Flash                 Vivitar 550FD (Nikon) Image TFD-45 (Canon)
Red range at f/2 2-12 m, 6-40 feet         1.3-10 m, 4-30 feet
Blue Range at f/4 1-6 m, 3-20 feet         0.9-5 m, 3-16 feet
Manual at 10 feet 
(Calculator dial)  f/8                                 f/5.6

Flash meter         f/4 + 0.5 stop                 f/2.8 + 0.6 stop

What can we learn from this?
    Not as much as you might think, unfortunately.
    For starters the two flash were built to interface with two different camera manufacturers products.
    The Vivitar was built for Nikon cameras with a switch that changes the flash from FG 20/ FE, A1, A2 and finally M/TTL. It also tilts, but that is another subject.

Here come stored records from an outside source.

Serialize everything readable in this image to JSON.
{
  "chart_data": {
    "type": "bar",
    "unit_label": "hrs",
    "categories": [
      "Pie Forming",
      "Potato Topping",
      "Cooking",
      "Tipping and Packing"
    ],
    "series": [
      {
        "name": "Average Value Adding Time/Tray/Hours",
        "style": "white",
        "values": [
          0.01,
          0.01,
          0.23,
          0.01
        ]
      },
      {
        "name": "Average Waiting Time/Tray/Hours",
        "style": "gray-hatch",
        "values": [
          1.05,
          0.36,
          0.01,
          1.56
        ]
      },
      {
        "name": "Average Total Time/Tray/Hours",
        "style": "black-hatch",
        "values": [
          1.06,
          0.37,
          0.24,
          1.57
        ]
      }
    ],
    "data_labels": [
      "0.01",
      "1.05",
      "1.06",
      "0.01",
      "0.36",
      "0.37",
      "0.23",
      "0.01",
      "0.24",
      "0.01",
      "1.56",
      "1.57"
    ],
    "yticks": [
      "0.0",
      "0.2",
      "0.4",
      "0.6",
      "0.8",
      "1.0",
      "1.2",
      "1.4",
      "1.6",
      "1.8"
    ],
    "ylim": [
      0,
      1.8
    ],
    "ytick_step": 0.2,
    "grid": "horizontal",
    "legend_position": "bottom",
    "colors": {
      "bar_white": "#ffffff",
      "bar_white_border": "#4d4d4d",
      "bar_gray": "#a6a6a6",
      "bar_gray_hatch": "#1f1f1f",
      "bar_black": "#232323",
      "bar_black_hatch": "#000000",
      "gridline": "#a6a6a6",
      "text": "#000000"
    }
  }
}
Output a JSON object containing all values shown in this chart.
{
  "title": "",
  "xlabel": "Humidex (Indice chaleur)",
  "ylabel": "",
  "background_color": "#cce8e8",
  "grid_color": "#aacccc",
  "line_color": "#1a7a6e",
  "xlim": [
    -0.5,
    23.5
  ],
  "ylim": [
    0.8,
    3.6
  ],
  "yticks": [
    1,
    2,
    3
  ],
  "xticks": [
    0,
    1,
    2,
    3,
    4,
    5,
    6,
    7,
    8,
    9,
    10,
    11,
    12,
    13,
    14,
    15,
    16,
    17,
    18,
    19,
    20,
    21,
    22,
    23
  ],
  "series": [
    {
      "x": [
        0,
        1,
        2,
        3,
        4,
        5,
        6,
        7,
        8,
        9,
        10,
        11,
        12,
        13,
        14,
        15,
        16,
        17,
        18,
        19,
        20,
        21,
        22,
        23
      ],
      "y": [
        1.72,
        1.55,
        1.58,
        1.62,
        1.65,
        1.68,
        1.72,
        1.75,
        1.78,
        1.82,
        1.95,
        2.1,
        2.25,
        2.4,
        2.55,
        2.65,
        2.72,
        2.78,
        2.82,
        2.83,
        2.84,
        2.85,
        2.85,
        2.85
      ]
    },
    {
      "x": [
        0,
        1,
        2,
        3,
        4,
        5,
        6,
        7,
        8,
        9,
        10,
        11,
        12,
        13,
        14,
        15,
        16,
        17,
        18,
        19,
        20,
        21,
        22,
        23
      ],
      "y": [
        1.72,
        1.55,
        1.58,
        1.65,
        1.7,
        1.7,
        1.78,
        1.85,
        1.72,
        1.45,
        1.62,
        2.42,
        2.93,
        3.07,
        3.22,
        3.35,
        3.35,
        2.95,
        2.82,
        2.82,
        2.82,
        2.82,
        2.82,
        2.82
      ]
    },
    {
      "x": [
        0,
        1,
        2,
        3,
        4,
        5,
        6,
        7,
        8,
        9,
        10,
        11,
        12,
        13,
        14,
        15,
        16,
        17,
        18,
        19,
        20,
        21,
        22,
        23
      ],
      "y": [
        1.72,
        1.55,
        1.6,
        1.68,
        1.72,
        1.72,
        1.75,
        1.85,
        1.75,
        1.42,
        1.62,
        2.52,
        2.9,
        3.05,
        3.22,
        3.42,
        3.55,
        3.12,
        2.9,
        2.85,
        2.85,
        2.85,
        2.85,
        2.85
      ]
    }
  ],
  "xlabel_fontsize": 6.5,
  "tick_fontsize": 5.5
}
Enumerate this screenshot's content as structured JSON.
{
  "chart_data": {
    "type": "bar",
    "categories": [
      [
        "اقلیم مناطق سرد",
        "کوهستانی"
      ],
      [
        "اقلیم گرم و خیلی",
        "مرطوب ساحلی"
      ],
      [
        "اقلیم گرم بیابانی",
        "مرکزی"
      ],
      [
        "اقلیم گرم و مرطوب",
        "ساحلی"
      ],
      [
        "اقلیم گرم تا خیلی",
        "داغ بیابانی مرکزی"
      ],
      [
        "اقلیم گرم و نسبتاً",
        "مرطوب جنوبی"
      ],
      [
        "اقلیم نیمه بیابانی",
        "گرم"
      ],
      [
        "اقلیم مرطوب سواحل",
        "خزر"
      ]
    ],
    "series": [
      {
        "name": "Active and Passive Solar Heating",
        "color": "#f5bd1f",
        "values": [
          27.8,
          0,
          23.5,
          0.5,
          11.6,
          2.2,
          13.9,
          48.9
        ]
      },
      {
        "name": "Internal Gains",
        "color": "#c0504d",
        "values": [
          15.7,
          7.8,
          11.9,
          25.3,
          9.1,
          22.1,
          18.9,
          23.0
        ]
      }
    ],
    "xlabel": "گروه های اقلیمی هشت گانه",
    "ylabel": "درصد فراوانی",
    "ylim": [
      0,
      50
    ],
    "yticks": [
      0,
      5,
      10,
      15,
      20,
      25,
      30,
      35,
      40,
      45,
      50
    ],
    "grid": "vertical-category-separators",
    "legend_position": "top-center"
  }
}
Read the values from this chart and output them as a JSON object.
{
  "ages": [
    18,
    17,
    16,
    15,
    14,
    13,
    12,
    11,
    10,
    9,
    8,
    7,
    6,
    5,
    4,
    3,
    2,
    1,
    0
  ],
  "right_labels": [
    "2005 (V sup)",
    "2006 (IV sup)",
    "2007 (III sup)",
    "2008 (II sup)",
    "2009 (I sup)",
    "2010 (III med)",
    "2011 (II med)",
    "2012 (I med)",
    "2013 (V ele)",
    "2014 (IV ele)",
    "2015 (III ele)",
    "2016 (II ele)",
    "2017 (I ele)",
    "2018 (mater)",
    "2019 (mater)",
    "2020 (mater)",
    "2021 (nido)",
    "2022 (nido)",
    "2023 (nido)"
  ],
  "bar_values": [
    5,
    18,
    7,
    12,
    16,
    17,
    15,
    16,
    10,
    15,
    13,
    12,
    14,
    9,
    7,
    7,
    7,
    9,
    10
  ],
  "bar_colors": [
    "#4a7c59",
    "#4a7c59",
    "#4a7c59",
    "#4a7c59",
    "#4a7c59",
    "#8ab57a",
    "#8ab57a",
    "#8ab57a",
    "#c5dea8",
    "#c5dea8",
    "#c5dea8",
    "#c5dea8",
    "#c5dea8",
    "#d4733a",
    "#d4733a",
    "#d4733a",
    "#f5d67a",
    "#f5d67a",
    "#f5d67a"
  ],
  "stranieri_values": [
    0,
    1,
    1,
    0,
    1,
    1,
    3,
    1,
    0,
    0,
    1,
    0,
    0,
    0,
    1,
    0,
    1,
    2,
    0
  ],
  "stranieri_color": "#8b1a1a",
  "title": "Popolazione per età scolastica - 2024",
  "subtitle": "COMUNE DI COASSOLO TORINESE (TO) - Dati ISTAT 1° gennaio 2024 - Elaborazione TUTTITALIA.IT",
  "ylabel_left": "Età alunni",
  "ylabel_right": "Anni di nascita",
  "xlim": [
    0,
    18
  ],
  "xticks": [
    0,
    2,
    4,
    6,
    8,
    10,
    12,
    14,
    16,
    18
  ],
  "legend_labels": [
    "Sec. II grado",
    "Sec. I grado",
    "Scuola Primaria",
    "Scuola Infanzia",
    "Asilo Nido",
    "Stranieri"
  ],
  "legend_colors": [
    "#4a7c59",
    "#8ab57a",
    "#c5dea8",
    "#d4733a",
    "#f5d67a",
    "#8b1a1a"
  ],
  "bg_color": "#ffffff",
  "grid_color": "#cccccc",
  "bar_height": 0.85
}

    The Image flash was built for Canon cameras. It does not tilt. It has a front sensor switch for M, Blue and Red. It does have a wide panel that changes the ranges, but that panel wasn’t in place during the metering. The base of the Image flash has a switch for allowing slow sync as well as a second ASA setting switch. The flash has the same ASA choices, but it doesn’t set anything on the flash, just sets the calculator dials so you can figure out the Auto ranges or pick a manual f/stop for the distance from flash to subject (aka “Manual Mode”).
    The biggest problem with a sudden test of a flash is forming the capacitor hasn’t happened. In the instructions (of yet another flash) it was mentioned you had to recycle the flash to full power, fire it, recharge to full power and repeat that at least three times. Getting to full power takes some time after the ready light comes on (ready lights generally come on at 80 per cent charged). And of course cycling flash takes a lot of power, so as you try to form a flash it takes longer each cycle. It is all too easy to rush the process and ruin exact readings.
    Of course an even better series could have been pursued testing the “Auto” ranges too. But if the manual ”full output” tells you anything, it is to do your own testing to determine how the calculator dials on the flash should be set to get the right amount of light for a proper exposure.